Continuing my research throughout highschool, I had the wonderful opportunity of applying for and presenting at the 2022 Stanford School of Medicine’s Maternal & Child Health Research Institute Symposium as a first author.
Before committing to the University of Vermont, I received 4 research lab offers. I choose to work with Dr. Nick Cheney and his lab, the Neurobotics Lab due the lab's focus on taking biological approaches to machine learning and implementing machine learning in real-world medical applications. There I worked on a project to develop a selection algorithm to identify pre-pregnancy features associated with preeclampsia onset and birth weight percentile. This work was presented at the IEEE Engineering in Medicine and Biology Conference in Orlando, Florida.
Feeling like I had exhausted all of the different research avenues on the dataset I was utilizing. After meeting with Dr. Chris Danforth, I transitioned from preeclampsia research to mental health and wellbeing research. Within the Lived Experiences Measured Using Rings Study (LEMURS), I studied how body composition and psychosocial factors like self-compassion and social support change across seasons in college students and identified key patterns that could help improve mental health interventions and support.
My work was recognized as a key contribution to the University of Vermont's scientific community through the awarding of a Summer Undergraduate Research Fellowship.
During my sophomore year, I started to feel uneasy about my growth as a researcher.
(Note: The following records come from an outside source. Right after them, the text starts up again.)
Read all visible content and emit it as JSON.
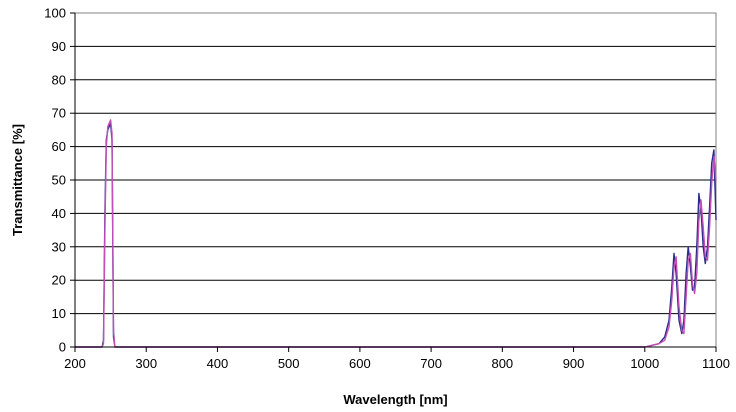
{
  "chart_data": {
    "type": "line",
    "title": "",
    "xlabel": "Wavelength [nm]",
    "ylabel": "Transmittance [%]",
    "xlim": [
      200,
      1100
    ],
    "ylim": [
      0,
      100
    ],
    "x_ticks": [
      200,
      300,
      400,
      500,
      600,
      700,
      800,
      900,
      1000,
      1100
    ],
    "y_ticks": [
      0,
      10,
      20,
      30,
      40,
      50,
      60,
      70,
      80,
      90,
      100
    ],
    "grid": "horizontal",
    "legend": "none",
    "colors": {
      "series_1": "#2b2b8c",
      "series_2": "#c24fb8",
      "grid": "#000000",
      "background": "#ffffff"
    },
    "series": [
      {
        "x": [
          200,
          238,
          240,
          242,
          244,
          246,
          248,
          250,
          252,
          254,
          256,
          260,
          1000,
          1020,
          1028,
          1034,
          1038,
          1041,
          1044,
          1048,
          1052,
          1055,
          1058,
          1061,
          1064,
          1067,
          1070,
          1073,
          1076,
          1079,
          1082,
          1085,
          1088,
          1091,
          1094,
          1097,
          1100
        ],
        "y": [
          0,
          0,
          2,
          40,
          62,
          65,
          66,
          67,
          62,
          3,
          0,
          0,
          0,
          1,
          3,
          8,
          18,
          28,
          22,
          8,
          4,
          8,
          22,
          30,
          24,
          17,
          18,
          30,
          46,
          41,
          30,
          25,
          30,
          42,
          55,
          59,
          38
        ]
      },
      {
        "x": [
          200,
          238,
          240,
          242,
          244,
          246,
          248,
          250,
          252,
          254,
          256,
          260,
          1000,
          1020,
          1028,
          1034,
          1038,
          1041,
          1044,
          1048,
          1052,
          1055,
          1058,
          1061,
          1064,
          1067,
          1070,
          1073,
          1076,
          1079,
          1082,
          1085,
          1088,
          1091,
          1094,
          1097,
          1100
        ],
        "y": [
          0,
          0,
          1,
          35,
          60,
          66,
          67,
          68,
          64,
          5,
          0,
          0,
          0,
          1,
          2,
          6,
          14,
          24,
          27,
          12,
          5,
          4,
          15,
          26,
          28,
          19,
          16,
          22,
          38,
          44,
          36,
          27,
          26,
          36,
          49,
          57,
          50
        ]
      }
    ]
  }
}
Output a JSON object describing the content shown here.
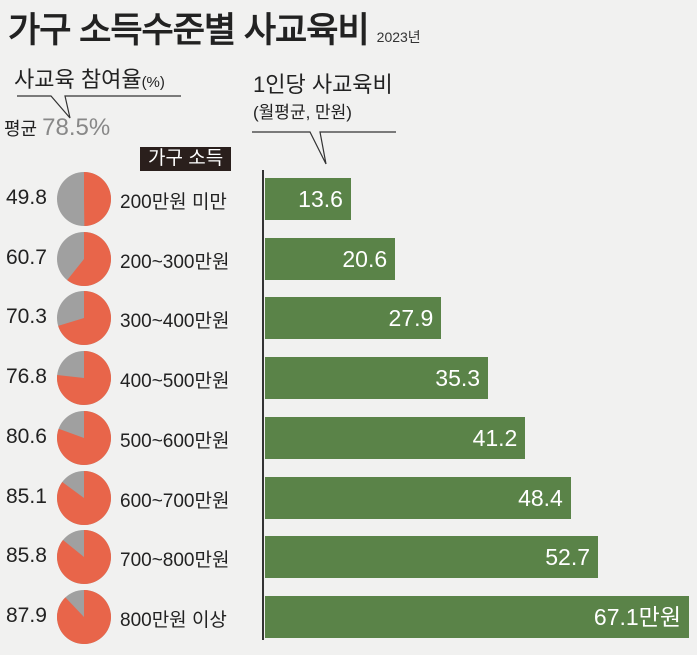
{
  "title": "가구 소득수준별 사교육비",
  "year": "2023년",
  "participation": {
    "label": "사교육 참여율",
    "unit": "(%)",
    "avg_label": "평균",
    "avg_value": "78.5%"
  },
  "cost": {
    "title": "1인당 사교육비",
    "subtitle": "(월평균, 만원)"
  },
  "income_label": "가구 소득",
  "colors": {
    "pie_on": "#e8654a",
    "pie_off": "#a0a0a0",
    "bar": "#5a8348"
  },
  "chart_data": {
    "type": "bar",
    "title": "가구 소득수준별 사교육비",
    "categories": [
      "200만원 미만",
      "200~300만원",
      "300~400만원",
      "400~500만원",
      "500~600만원",
      "600~700만원",
      "700~800만원",
      "800만원 이상"
    ],
    "participation_rate": [
      49.8,
      60.7,
      70.3,
      76.8,
      80.6,
      85.1,
      85.8,
      87.9
    ],
    "participation_labels": [
      "49.8",
      "60.7",
      "70.3",
      "76.8",
      "80.6",
      "85.1",
      "85.8",
      "87.9"
    ],
    "values": [
      13.6,
      20.6,
      27.9,
      35.3,
      41.2,
      48.4,
      52.7,
      67.1
    ],
    "value_labels": [
      "13.6",
      "20.6",
      "27.9",
      "35.3",
      "41.2",
      "48.4",
      "52.7",
      "67.1만원"
    ],
    "xlabel": "",
    "ylabel": "1인당 사교육비 (월평균, 만원)",
    "xlim": [
      0,
      67.1
    ]
  }
}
Although I was diving deep into statistical analysis, I realized my machine learning skills were not advancing the way I had hoped. I wanted a real challenge—something that would test not just my technical abilities, but also my understanding of machine learning concepts from the ground up. So, I decided to tackle a passion project, choosing a widely studied topic to see how far I could push myself.
I chose to tackle the challenge of predicting chronic disease death rates across U.S. states using machine learning. This project allowed me to explore the complexities of data analysis, model selection, and predictive accuracy. Through this experience, I gained a deeper understanding of the challenges and opportunities in applying machine learning to real-world problems. It was recognized through the submission and acceptance at the 2025 American Public Health Association Annual Meeting & Expo in Washington, D.C.